Which term of the geometric sequence 2,-6,18 ....... 162
general term of GS is ar^(n-1)
for yours, a = 2, r = -3
general term = 2(-3)^(n-1) = 162
(-3)^(n-1) = 81 , but I know (-3)^4 = 81
n-1 = 4
n = 5 , so 162 is the 5th term
Reason to write n-1 is equal to 4
5=n
Well, well, well, looks like we've got ourselves a geometric sequence here! Let's do some fun math to find out the term you're looking for, shall we?
So, the first term of the sequence is 2, and if we take a closer look, we can see that each term is multiplied by -3 to get to the next term. (-3 times 2 equals -6, and -3 times -6 equals 18, and so on.)
To find the term you're after, we need to figure out how many times we multiply the first term (2) by -3. We can do that by taking the given term (162) and dividing it by the first term (2):
162 ÷ 2 = 81
So it seems like the term you're looking for is 81. Voilà!
Now, wasn't that an amusing way to find the answer? Keep those math questions coming, and I'll keep the humor flowin'!
To find the term of a geometric sequence, we need to determine the common ratio (r) first. The common ratio is found by dividing any term by its previous term.
For example, let's take the second and first terms:
-6 / 2 = -3.
So, the common ratio (r) in this sequence is -3.
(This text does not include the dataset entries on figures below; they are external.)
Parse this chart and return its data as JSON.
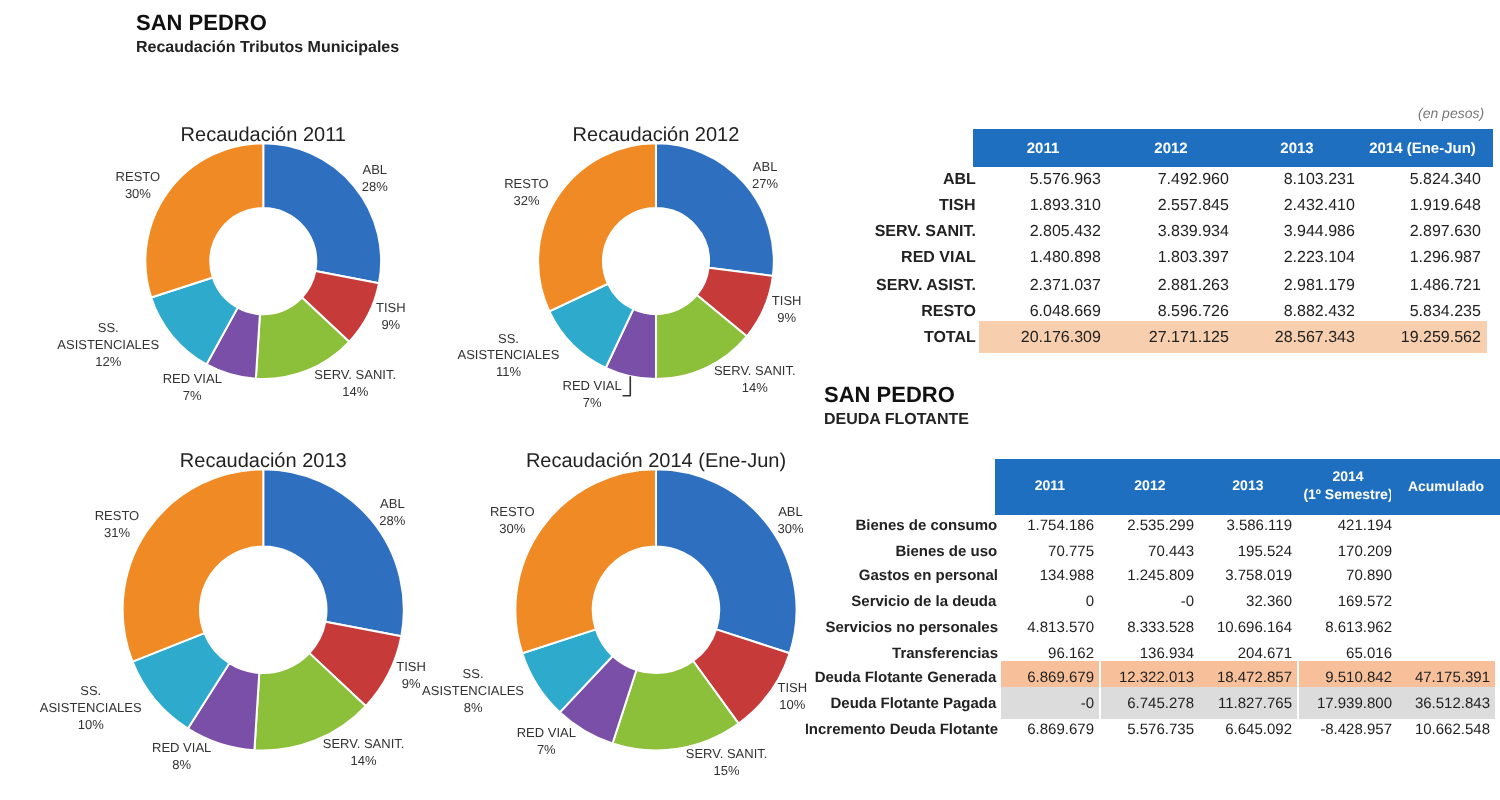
{
  "chart_data": [
    {
      "type": "other",
      "title": "SAN PEDRO",
      "subtitle": "Recaudación Tributos Municipales"
    },
    {
      "type": "donut",
      "title": "Recaudación 2011",
      "categories": [
        "ABL",
        "TISH",
        "SERV. SANIT.",
        "RED VIAL",
        "SS.\nASISTENCIALES",
        "RESTO"
      ],
      "values": [
        28,
        9,
        14,
        7,
        12,
        30
      ],
      "value_labels": [
        "28%",
        "9%",
        "14%",
        "7%",
        "12%",
        "30%"
      ],
      "colors": [
        "#2e6fc0",
        "#c63a3a",
        "#8cbf3a",
        "#7a4fa8",
        "#2eaacc",
        "#f08a24"
      ]
    },
    {
      "type": "donut",
      "title": "Recaudación 2012",
      "categories": [
        "ABL",
        "TISH",
        "SERV. SANIT.",
        "RED VIAL",
        "SS.\nASISTENCIALES",
        "RESTO"
      ],
      "values": [
        27,
        9,
        14,
        7,
        11,
        32
      ],
      "value_labels": [
        "27%",
        "9%",
        "14%",
        "7%",
        "11%",
        "32%"
      ],
      "colors": [
        "#2e6fc0",
        "#c63a3a",
        "#8cbf3a",
        "#7a4fa8",
        "#2eaacc",
        "#f08a24"
      ]
    },
    {
      "type": "other",
      "annotations": [
        "(en pesos)"
      ],
      "categories": [
        "2011",
        "2012",
        "2013",
        "2014 (Ene-Jun)"
      ],
      "y_categories": [
        "ABL",
        "TISH",
        "SERV. SANIT.",
        "RED VIAL",
        "SERV. ASIST.",
        "RESTO",
        "TOTAL"
      ],
      "cell_labels": [
        [
          "5.576.963",
          "7.492.960",
          "8.103.231",
          "5.824.340"
        ],
        [
          "1.893.310",
          "2.557.845",
          "2.432.410",
          "1.919.648"
        ],
        [
          "2.805.432",
          "3.839.934",
          "3.944.986",
          "2.897.630"
        ],
        [
          "1.480.898",
          "1.803.397",
          "2.223.104",
          "1.296.987"
        ],
        [
          "2.371.037",
          "2.881.263",
          "2.981.179",
          "1.486.721"
        ],
        [
          "6.048.669",
          "8.596.726",
          "8.882.432",
          "5.834.235"
        ],
        [
          "20.176.309",
          "27.171.125",
          "28.567.343",
          "19.259.562"
        ]
      ]
    },
    {
      "type": "donut",
      "title": "Recaudación 2013",
      "categories": [
        "ABL",
        "TISH",
        "SERV. SANIT.",
        "RED VIAL",
        "SS.\nASISTENCIALES",
        "RESTO"
      ],
      "values": [
        28,
        9,
        14,
        8,
        10,
        31
      ],
      "value_labels": [
        "28%",
        "9%",
        "14%",
        "8%",
        "10%",
        "31%"
      ],
      "colors": [
        "#2e6fc0",
        "#c63a3a",
        "#8cbf3a",
        "#7a4fa8",
        "#2eaacc",
        "#f08a24"
      ]
    },
    {
      "type": "donut",
      "title": "Recaudación 2014 (Ene-Jun)",
      "categories": [
        "ABL",
        "TISH",
        "SERV. SANIT.",
        "RED VIAL",
        "SS.\nASISTENCIALES",
        "RESTO"
      ],
      "values": [
        30,
        10,
        15,
        7,
        8,
        30
      ],
      "value_labels": [
        "30%",
        "10%",
        "15%",
        "7%",
        "8%",
        "30%"
      ],
      "colors": [
        "#2e6fc0",
        "#c63a3a",
        "#8cbf3a",
        "#7a4fa8",
        "#2eaacc",
        "#f08a24"
      ]
    },
    {
      "type": "other",
      "title": "SAN PEDRO",
      "subtitle": "DEUDA FLOTANTE",
      "categories": [
        "2011",
        "2012",
        "2013",
        "2014\n(1º Semestre)",
        "Acumulado"
      ],
      "y_categories": [
        "Bienes de consumo",
        "Bienes de uso",
        "Gastos en personal",
        "Servicio de la deuda",
        "Servicios no personales",
        "Transferencias",
        "Deuda Flotante Generada",
        "Deuda Flotante Pagada",
        "Incremento Deuda Flotante"
      ],
      "cell_labels": [
        [
          "1.754.186",
          "2.535.299",
          "3.586.119",
          "421.194",
          null
        ],
        [
          "70.775",
          "70.443",
          "195.524",
          "170.209",
          null
        ],
        [
          "134.988",
          "1.245.809",
          "3.758.019",
          "70.890",
          null
        ],
        [
          "0",
          "-0",
          "32.360",
          "169.572",
          null
        ],
        [
          "4.813.570",
          "8.333.528",
          "10.696.164",
          "8.613.962",
          null
        ],
        [
          "96.162",
          "136.934",
          "204.671",
          "65.016",
          null
        ],
        [
          "6.869.679",
          "12.322.013",
          "18.472.857",
          "9.510.842",
          "47.175.391"
        ],
        [
          "-0",
          "6.745.278",
          "11.827.765",
          "17.939.800",
          "36.512.843"
        ],
        [
          "6.869.679",
          "5.576.735",
          "6.645.092",
          "-8.428.957",
          "10.662.548"
        ]
      ]
    }
  ]
}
Now, we can use the formula for the nth term (Tn) of a geometric sequence to find the desired term:
Tn = a * r^(n-1),
Where:
- Tn is the nth term of the sequence,
- a is the first term, and
- r is the common ratio.
In our case, the first term (a) is 2 and the common ratio (r) is -3.
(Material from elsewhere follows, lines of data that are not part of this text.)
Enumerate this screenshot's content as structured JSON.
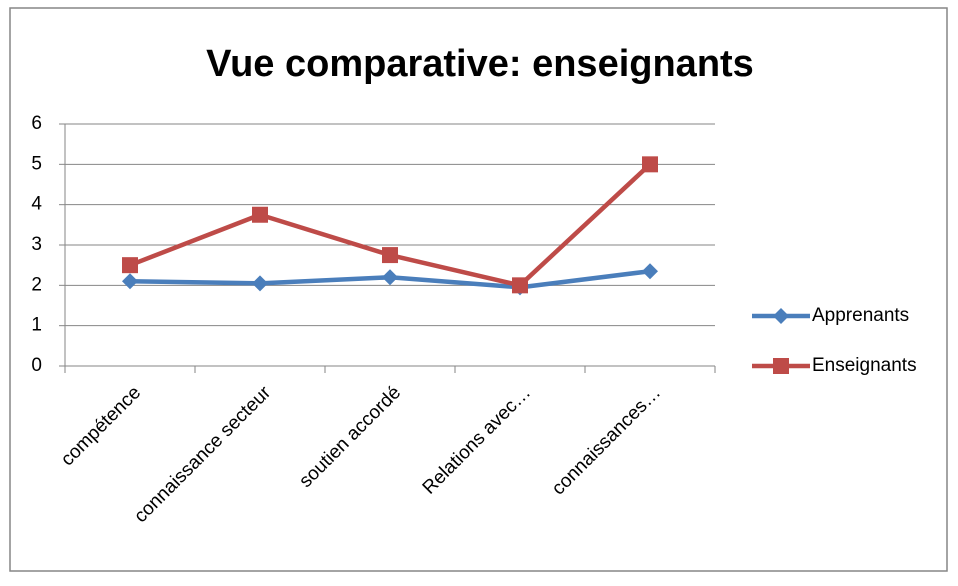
{
  "chart_data": {
    "type": "line",
    "title": "Vue comparative: enseignants",
    "categories": [
      "compétence",
      "connaissance secteur",
      "soutien accordé",
      "Relations avec…",
      "connaissances…"
    ],
    "series": [
      {
        "name": "Apprenants",
        "color": "#4a7ebb",
        "marker": "diamond",
        "values": [
          2.1,
          2.05,
          2.2,
          1.95,
          2.35
        ]
      },
      {
        "name": "Enseignants",
        "color": "#be4b48",
        "marker": "square",
        "values": [
          2.5,
          3.75,
          2.75,
          2.0,
          5.0
        ]
      }
    ],
    "ylim": [
      0,
      6
    ],
    "yticks": [
      0,
      1,
      2,
      3,
      4,
      5,
      6
    ],
    "grid": true,
    "legend": "right"
  }
}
Now, we need to find the value of n for the sequence to be 162. We can start with the first term and multiply it by the common ratio to determine the subsequent terms until we reach the desired term.
2 * (-3) = -6 (2nd term)
-6 * (-3) = 18 (3rd term)
18 * (-3) = -54 (4th term)
-54 * (-3) = 162 (5th term).
So, the desired term of the geometric sequence is 162, and it is the 5th term (n = 5).
Therefore, the answer is the 5th term.